Se essa “aposentadoria virtual” for calculada com o redutor de 60%, a pensão por morte herdará essa base rebaixada, aplicando-se sobre ela as cotas familiares (que podem reduzir o benefício final a 36% da média original, por exemplo). Portanto, revisar o cálculo da aposentadoria por incapacidade (ou sua base de cálculo no óbito) é vital para garantir a dignidade dos dependentes.

Perguntas e Respostas para Advogados

1. Qual a distinção prática entre lutar pela Integralidade e por 100% da Média?

A Integralidade garante o valor do último subsídio da ativa, sendo aplicável, em tese, a servidores pré-2004 (embora a EC 103 tenha dificultado isso na invalidez). Já os 100% da Média garantem que não haverá o redutor de 60% sobre o histórico contributivo. Para a maioria dos clientes (pós-2004), a tese viável é a busca pelos 100% da média, afastando o cálculo prejudicial do Art. 26, §2º da EC 103.

2. Como a data da reforma local (Municipal/Estadual) afeta o processo?

É determinante. A EC 103/2019 não revogou automaticamente as leis municipais sobre alíquotas e benefícios. Se a DII (Data de Início da Incapacidade) ocorreu antes da lei municipal que referendou a reforma, aplicam-se as regras antigas (geralmente mais benéficas), independentemente do que diz a Constituição Federal para os servidores da União.

3. Por que a tese do Nexo Concausal é preferível à tese da Inconstitucionalidade?

Porque a tese do nexo concausal (provar que o trabalho agravou a doença) enquadra o caso na exceção legal já existente na EC 103/2019 (acidente de trabalho/doença profissional), garantindo 100% da média de forma imediata. A tese da inconstitucionalidade depende de controle judicial complexo e ainda pendente de definição final pelo STF (ADI 6254).

4. O rol de doenças graves é taxativo para fins de cálculo de aposentadoria?

Embora a administração pública trate como taxativo, judicialmente deve-se argumentar pela natureza exemplificativa na esfera previdenciária, diferenciando da tese tributária do Tema 250 do STJ. O foco deve ser a gravidade clínica e a incapacidade total, não apenas o código da doença (CID).

5. Como a regra de cálculo impacta a Pensão por Morte?

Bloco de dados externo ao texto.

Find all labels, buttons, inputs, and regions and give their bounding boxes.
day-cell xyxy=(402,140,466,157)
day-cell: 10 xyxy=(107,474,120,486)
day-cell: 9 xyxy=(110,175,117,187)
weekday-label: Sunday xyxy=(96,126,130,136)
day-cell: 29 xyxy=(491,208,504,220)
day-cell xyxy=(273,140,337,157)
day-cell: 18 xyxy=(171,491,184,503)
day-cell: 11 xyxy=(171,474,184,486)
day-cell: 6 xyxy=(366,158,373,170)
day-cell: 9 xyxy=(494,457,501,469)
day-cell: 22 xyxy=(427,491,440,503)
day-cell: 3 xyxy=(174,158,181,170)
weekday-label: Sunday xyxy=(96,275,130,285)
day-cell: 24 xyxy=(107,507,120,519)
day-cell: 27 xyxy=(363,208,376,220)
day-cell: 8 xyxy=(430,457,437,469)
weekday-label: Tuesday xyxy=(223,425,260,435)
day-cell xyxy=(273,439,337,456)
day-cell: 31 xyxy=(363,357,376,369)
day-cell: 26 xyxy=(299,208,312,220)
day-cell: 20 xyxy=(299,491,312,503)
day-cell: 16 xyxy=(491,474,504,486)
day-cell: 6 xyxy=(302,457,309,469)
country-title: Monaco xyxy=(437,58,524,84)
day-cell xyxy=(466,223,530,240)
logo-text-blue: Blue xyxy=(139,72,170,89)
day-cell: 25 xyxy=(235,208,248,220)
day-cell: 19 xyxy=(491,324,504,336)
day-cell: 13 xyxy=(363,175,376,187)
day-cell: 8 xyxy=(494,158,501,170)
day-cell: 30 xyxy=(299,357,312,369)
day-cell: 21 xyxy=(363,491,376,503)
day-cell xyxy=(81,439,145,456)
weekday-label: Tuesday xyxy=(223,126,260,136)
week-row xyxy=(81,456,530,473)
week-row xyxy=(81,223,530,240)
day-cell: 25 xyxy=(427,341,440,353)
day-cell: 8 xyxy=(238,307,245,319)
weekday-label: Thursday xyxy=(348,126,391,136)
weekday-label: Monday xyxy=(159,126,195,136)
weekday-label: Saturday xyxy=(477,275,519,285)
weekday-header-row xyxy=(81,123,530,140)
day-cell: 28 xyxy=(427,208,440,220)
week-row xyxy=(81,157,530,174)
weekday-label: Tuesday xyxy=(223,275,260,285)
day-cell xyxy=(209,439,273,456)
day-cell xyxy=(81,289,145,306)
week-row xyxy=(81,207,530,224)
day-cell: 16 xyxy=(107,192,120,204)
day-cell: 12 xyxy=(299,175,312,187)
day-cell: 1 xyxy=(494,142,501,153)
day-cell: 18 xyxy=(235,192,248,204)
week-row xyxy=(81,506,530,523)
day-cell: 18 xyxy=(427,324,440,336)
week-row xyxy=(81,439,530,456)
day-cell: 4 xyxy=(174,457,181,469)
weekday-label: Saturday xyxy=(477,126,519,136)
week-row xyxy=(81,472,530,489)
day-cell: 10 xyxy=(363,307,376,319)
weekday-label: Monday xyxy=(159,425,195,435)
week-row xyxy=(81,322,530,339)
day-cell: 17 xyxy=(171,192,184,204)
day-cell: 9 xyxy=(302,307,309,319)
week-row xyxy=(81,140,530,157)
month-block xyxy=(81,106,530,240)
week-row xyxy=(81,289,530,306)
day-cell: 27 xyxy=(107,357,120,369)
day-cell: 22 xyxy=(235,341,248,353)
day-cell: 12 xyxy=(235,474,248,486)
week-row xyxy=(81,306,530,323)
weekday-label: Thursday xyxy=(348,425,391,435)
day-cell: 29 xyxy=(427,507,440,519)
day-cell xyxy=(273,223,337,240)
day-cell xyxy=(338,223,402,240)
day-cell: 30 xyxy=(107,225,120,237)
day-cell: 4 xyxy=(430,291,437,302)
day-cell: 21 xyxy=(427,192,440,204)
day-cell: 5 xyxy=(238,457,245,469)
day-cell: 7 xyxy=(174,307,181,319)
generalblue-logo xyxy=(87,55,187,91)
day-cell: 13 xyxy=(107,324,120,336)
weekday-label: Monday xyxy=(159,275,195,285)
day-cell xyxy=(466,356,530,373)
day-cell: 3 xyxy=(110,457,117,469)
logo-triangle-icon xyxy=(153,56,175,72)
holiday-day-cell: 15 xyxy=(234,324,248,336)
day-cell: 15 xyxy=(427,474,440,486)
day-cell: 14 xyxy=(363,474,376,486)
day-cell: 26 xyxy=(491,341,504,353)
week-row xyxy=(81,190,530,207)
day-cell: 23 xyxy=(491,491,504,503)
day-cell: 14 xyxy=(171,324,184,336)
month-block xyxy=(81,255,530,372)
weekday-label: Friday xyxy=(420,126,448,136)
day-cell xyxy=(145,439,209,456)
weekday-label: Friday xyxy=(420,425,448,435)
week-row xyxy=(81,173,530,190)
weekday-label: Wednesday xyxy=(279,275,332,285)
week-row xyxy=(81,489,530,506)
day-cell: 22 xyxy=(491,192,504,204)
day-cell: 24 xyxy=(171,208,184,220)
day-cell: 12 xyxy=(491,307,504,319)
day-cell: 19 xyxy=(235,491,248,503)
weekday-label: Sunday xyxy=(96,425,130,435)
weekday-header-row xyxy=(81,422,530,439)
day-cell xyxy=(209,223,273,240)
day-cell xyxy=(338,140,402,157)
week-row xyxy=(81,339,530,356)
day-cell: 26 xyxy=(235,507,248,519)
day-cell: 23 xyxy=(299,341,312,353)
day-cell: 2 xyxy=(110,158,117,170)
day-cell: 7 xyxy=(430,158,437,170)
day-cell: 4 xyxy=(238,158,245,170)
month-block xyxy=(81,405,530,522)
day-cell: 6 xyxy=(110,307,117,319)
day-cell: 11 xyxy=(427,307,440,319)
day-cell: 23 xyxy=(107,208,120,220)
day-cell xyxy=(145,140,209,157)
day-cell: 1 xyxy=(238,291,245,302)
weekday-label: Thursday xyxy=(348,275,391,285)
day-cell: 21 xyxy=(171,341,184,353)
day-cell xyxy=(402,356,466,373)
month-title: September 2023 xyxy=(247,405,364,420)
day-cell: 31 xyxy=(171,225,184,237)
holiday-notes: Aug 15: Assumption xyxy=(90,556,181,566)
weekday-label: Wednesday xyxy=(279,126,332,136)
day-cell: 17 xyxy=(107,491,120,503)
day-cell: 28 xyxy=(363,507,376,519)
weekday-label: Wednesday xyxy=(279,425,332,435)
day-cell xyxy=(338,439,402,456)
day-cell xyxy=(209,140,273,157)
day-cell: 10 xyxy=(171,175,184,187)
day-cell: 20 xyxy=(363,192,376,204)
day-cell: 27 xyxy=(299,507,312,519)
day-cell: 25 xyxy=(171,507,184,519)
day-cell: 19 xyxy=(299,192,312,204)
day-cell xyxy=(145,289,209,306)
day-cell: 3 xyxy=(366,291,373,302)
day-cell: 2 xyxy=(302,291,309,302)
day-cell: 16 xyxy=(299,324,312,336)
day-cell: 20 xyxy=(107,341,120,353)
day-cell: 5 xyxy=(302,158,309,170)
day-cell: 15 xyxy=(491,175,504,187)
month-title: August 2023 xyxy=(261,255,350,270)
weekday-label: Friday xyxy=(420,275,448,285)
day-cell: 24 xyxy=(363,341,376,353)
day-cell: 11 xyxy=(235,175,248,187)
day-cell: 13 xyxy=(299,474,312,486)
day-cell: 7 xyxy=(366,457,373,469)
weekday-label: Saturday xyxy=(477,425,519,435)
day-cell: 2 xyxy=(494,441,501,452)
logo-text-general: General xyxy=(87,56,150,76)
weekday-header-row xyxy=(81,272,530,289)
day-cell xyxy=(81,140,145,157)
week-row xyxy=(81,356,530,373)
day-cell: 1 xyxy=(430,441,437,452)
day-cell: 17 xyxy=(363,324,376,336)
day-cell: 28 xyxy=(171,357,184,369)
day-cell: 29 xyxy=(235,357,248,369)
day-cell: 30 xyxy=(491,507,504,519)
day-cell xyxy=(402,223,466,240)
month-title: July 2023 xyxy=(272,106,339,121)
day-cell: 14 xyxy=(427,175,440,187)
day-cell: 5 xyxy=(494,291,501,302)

Cria um efeito cascata. A pensão por morte derivada de óbito em atividade usa como base o valor da aposentadoria por incapacidade que o servidor teria direito. Se a base for achatada para 60% (regra geral de invalidez), a pensão será calculada sobre esse valor reduzido. Reverter o cálculo da invalidez significa aumentar a base da pensão.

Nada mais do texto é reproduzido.